Memorandum by the Royal College of Psychiatrists (PH 34)

  The Royal College of Psychiatrists wishes to draw to the attention of the Health Committee the following concerns:

  1.  Feedback from the members of the College is that in many areas the priority that central government is giving to mental health services is not reflected in their local public health services. An important factor in this is the stigma and prejudice that often exists and can result in some health professionals and senior management considering mental health issues as less important than physical health. This is particularly significant for groups who have more that one diagnosis that is potentially stigmatising such as those with both a learning disability and a mental health problem. This will inevitably lead to health inequalities.

  2.  The experience of many members of the College in relation to some of the Government initiatives, particularly HAZ, EAZ and HImP, is that projects have often been hurriedly constructed to attract funding and are then poorly thought through, poorly co-ordinated and not well evaluated. There is a cynicism about the real impact of this approach and a strong impression that there is a lack of strategic coherence to local plans.

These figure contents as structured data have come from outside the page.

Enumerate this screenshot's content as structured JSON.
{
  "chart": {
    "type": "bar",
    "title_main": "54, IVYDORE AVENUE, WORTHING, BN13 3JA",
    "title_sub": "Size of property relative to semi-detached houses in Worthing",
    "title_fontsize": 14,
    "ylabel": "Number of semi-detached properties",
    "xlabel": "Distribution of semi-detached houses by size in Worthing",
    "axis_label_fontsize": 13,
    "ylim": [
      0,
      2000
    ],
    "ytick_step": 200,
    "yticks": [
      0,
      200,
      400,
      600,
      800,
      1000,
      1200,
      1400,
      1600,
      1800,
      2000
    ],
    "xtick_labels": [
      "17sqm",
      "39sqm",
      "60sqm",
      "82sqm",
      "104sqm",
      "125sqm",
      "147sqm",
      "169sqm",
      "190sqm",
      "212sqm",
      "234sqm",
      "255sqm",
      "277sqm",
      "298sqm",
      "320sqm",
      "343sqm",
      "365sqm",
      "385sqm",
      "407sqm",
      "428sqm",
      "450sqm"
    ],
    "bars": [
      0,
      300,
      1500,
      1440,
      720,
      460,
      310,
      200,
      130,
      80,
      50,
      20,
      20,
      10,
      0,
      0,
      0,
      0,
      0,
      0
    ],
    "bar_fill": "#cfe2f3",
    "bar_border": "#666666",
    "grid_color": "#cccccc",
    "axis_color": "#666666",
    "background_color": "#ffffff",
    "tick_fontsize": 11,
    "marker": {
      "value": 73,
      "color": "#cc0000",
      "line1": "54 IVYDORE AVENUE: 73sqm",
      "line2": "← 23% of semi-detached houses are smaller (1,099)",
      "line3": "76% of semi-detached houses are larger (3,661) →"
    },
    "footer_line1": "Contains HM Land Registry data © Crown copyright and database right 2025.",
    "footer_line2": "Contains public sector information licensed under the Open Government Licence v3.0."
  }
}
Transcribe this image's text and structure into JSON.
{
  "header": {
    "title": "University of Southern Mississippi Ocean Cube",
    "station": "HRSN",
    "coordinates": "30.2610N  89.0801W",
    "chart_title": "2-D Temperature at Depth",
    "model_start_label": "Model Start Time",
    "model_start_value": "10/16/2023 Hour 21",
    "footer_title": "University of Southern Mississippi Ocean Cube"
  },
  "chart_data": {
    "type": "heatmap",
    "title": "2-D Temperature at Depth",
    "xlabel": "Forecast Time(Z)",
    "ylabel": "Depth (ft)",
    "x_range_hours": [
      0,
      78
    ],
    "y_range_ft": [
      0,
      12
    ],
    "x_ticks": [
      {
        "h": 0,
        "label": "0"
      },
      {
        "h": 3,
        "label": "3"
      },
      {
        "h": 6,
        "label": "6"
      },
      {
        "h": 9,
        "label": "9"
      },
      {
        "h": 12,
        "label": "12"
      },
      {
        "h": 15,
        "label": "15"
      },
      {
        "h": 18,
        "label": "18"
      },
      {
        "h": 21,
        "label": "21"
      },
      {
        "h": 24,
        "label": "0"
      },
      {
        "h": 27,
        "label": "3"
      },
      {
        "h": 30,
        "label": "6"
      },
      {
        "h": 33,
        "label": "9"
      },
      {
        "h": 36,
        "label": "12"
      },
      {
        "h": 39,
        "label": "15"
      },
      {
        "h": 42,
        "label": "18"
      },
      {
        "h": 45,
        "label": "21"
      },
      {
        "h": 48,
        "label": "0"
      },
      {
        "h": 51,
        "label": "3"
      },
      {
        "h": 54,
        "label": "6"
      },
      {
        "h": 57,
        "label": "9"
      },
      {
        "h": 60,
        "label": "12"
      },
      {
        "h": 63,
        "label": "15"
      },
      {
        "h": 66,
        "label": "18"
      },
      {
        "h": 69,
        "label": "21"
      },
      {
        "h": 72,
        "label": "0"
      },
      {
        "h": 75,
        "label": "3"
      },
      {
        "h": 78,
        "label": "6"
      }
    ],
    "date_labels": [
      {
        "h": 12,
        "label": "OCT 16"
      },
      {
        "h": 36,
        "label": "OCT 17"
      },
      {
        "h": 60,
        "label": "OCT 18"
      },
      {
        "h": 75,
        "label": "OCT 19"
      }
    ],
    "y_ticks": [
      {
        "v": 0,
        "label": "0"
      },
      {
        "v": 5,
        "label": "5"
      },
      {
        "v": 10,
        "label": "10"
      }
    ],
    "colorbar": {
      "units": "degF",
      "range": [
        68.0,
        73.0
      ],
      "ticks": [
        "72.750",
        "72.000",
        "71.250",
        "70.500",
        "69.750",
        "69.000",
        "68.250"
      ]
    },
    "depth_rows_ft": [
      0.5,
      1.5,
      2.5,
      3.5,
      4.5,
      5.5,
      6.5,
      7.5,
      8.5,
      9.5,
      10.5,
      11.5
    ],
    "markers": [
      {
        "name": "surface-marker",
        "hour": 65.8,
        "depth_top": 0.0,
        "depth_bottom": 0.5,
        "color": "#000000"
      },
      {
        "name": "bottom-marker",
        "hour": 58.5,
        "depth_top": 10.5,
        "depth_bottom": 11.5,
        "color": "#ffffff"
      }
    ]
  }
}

  3.  There is considerable concern about the capacity and ability of PCGs and PCTs to manage a huge and complex agenda of health issues. Their mixed commissioning and providing role, and their limited experience of commissioning, could also lead to skewed priorities. The latest organisational changes carry the potential for fragmentation or mismanagement of good quality, and focused mental health services and may well not promote the necessary changes to improve those services that are less effective. Some PCGs have a strong commitment to mental health, some have a weak commitment, and some have idiosyncratic views that are not in line with the NSF expectations for future service development. The public health role in informing, influencing and monitoring this situation is very important.

  4.  The NSF for Mental Health is an important tool for improving the mental health of the population. However, the tight deadlines, the imperative for hard-pressed and under-resourced agencies to work together, and the expectation that this work will be absorbed by existing staff, may be unrealistic and therefore will not lead to the public health gains expected. Furthermore, it requires service developments that are based on an assumption that the existing services are adequate. Sadly this is often not the case. For example, the College makes recommendations about the human resources required to safely and adequately deliver consultant expertise to a population, but the funding of services is generally insufficient for such recommendations to be implemented. This is just one example of the way in which public health priorities have not addressed mental health issues in many parts of the country.